Second charge $\left(\mathrm{q}_{2}\right)=\mathrm{Q}$

Distance of point $\mathrm{P}$ from the centre $\left(r_{2}\right)=\frac{R}{2}$

We known that electrostatic pootential at $\mathrm{P}$ due to the spherical conductor.

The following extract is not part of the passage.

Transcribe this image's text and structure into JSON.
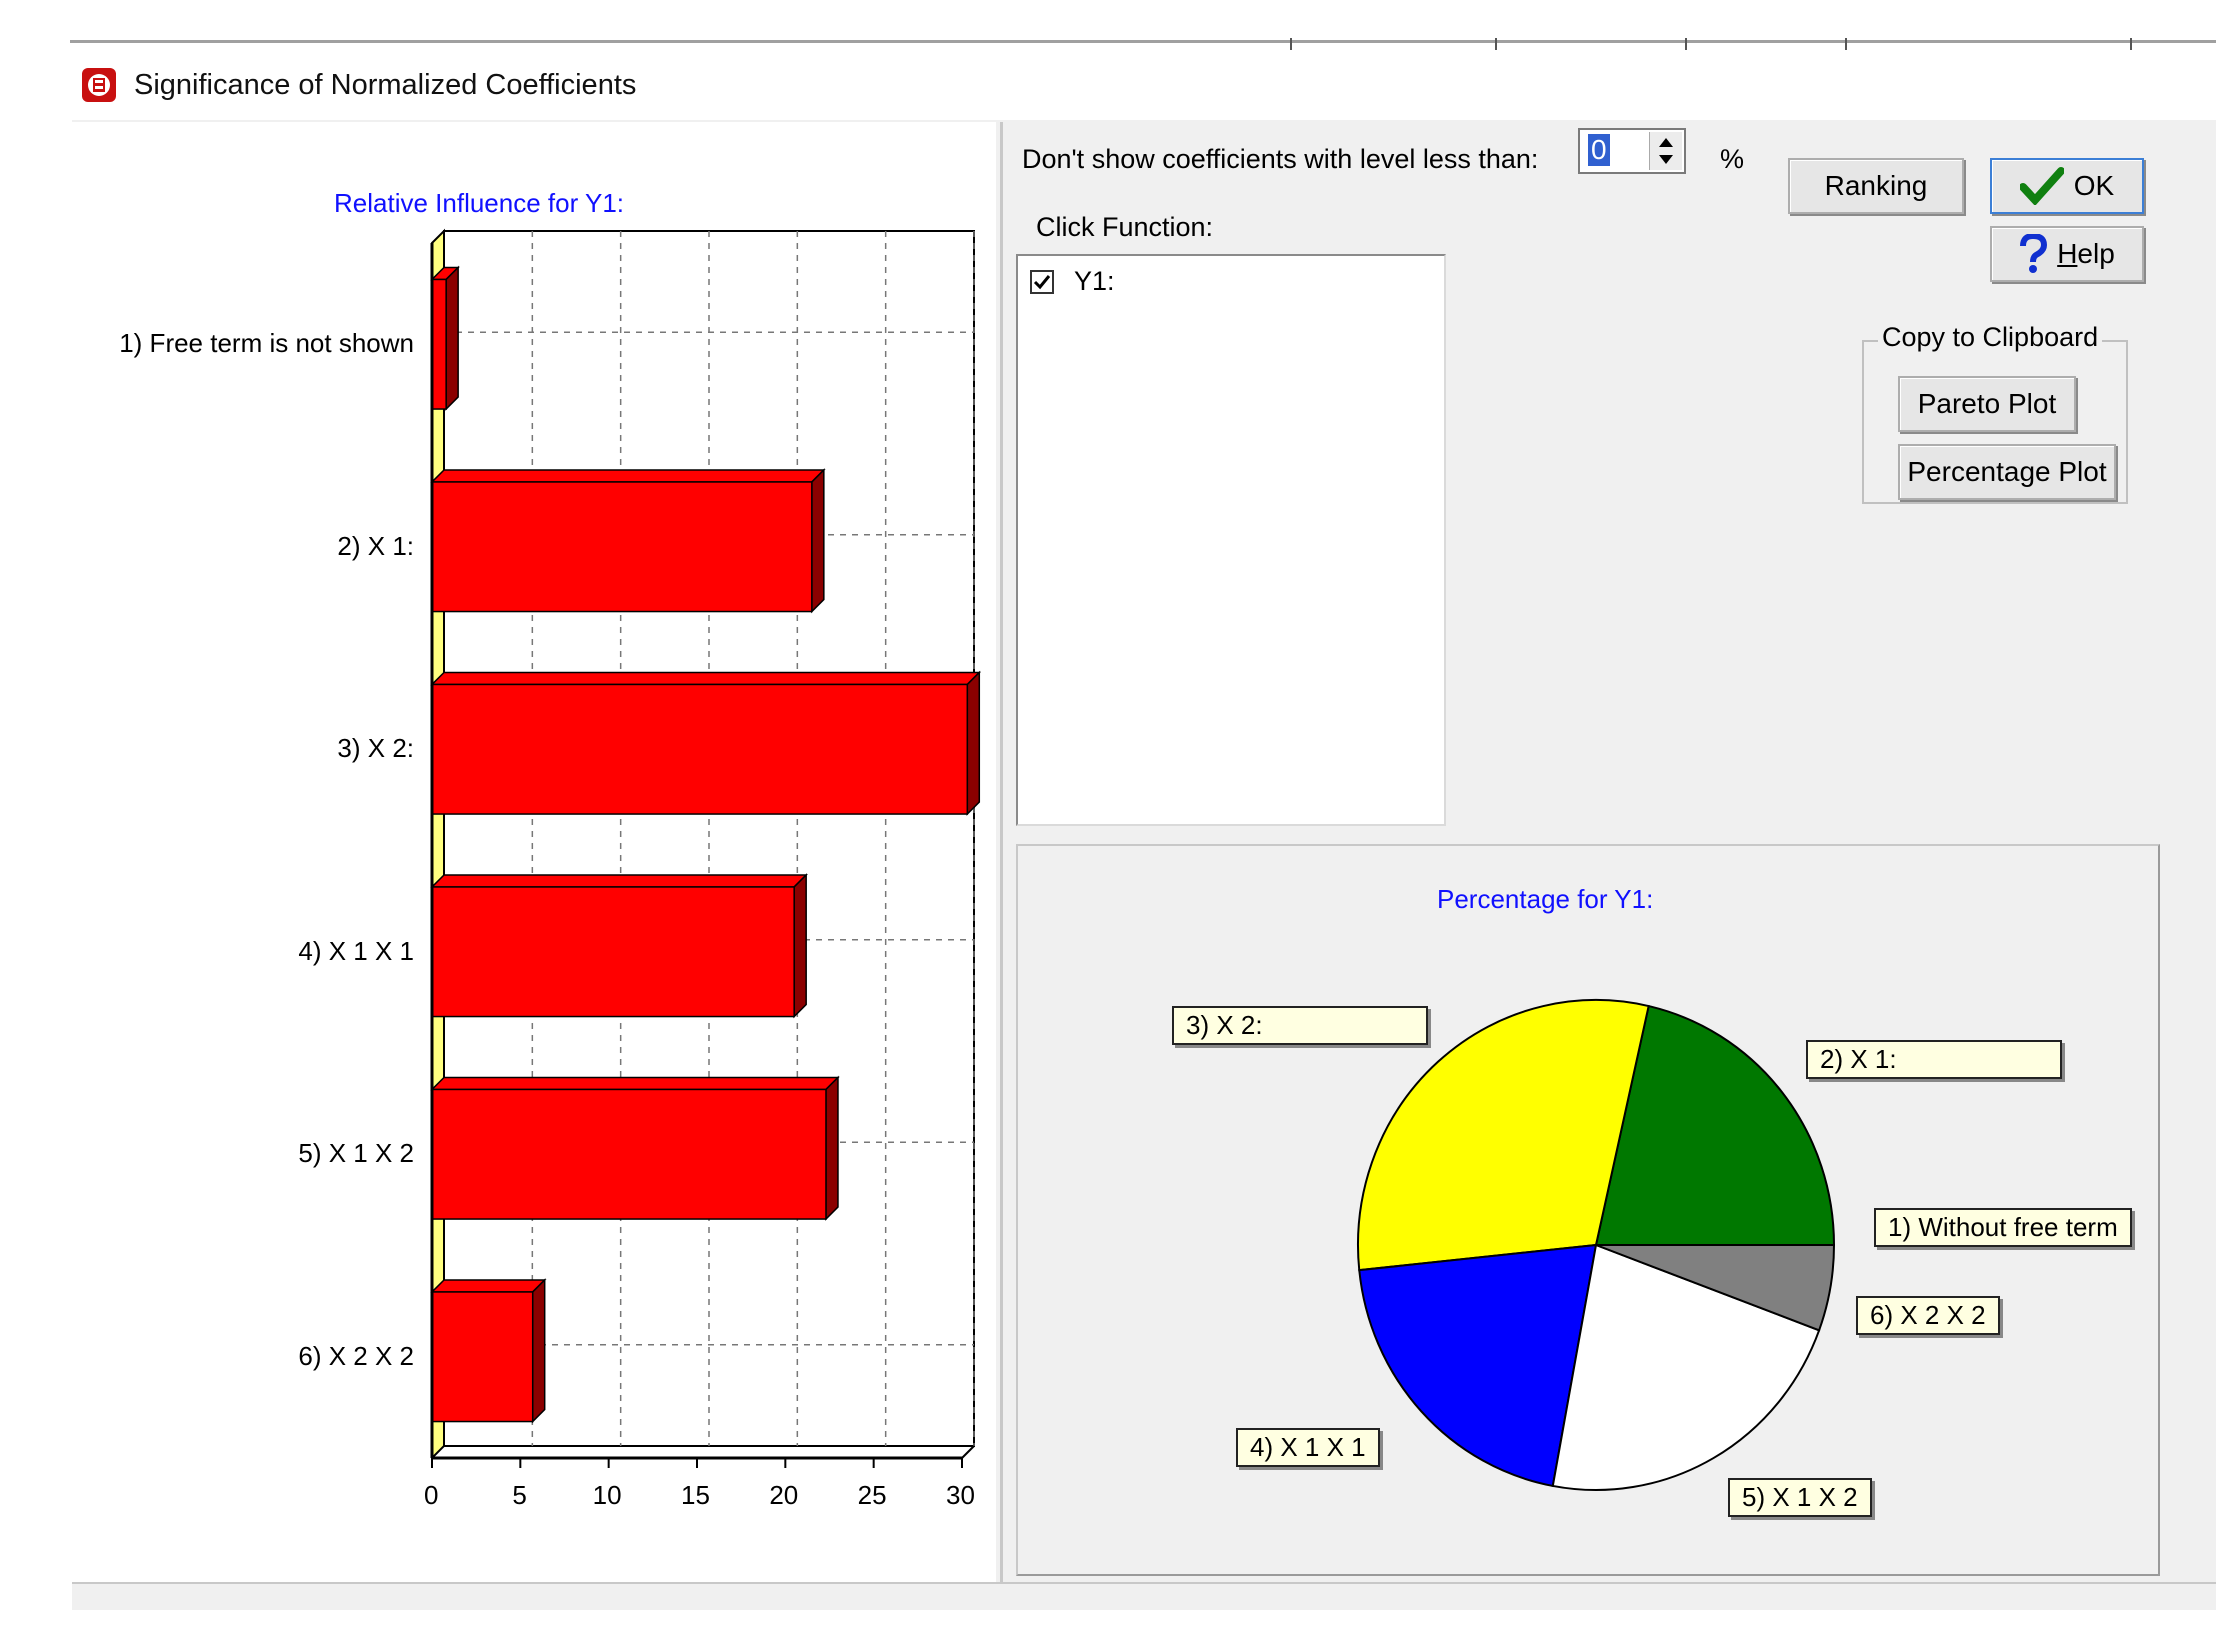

$\left(\mathrm{V}_{1}\right)=\frac{1}{4 \pi \varepsilon_{0}} \frac{\mathrm{q}_{1}}{\mathrm{r}_{1}}=\frac{1}{4 \pi \varepsilon_{0}} \frac{\mathrm{q}}{\mathrm{R}}$

Similarly, electrostatic potential at $\mathrm{P}$ due to second charge,

$\left(\mathrm{V}_{2}\right) =\frac{1}{4 \pi \varepsilon_{0}} \frac{\mathrm{q}_{2}}{\mathrm{r}_{2}} $

$=\frac{1}{4 \pi \varepsilon_{0}} \frac{\mathrm{Q}}{\mathrm{R} / 2}=\frac{2 \mathrm{Q}}{4 \pi \varepsilon_{0} \mathrm{R}}$

There, net electrostatic potential at $\mathrm{P}$

$\mathrm{V}=\mathrm{V}_{1}+\mathrm{V}_{2}=\frac{\mathrm{q}}{4 \pi \varepsilon_{0} \mathrm{R}}+\frac{2 \mathrm{Q}}{4 \pi \varepsilon_{0} \mathrm{R}}$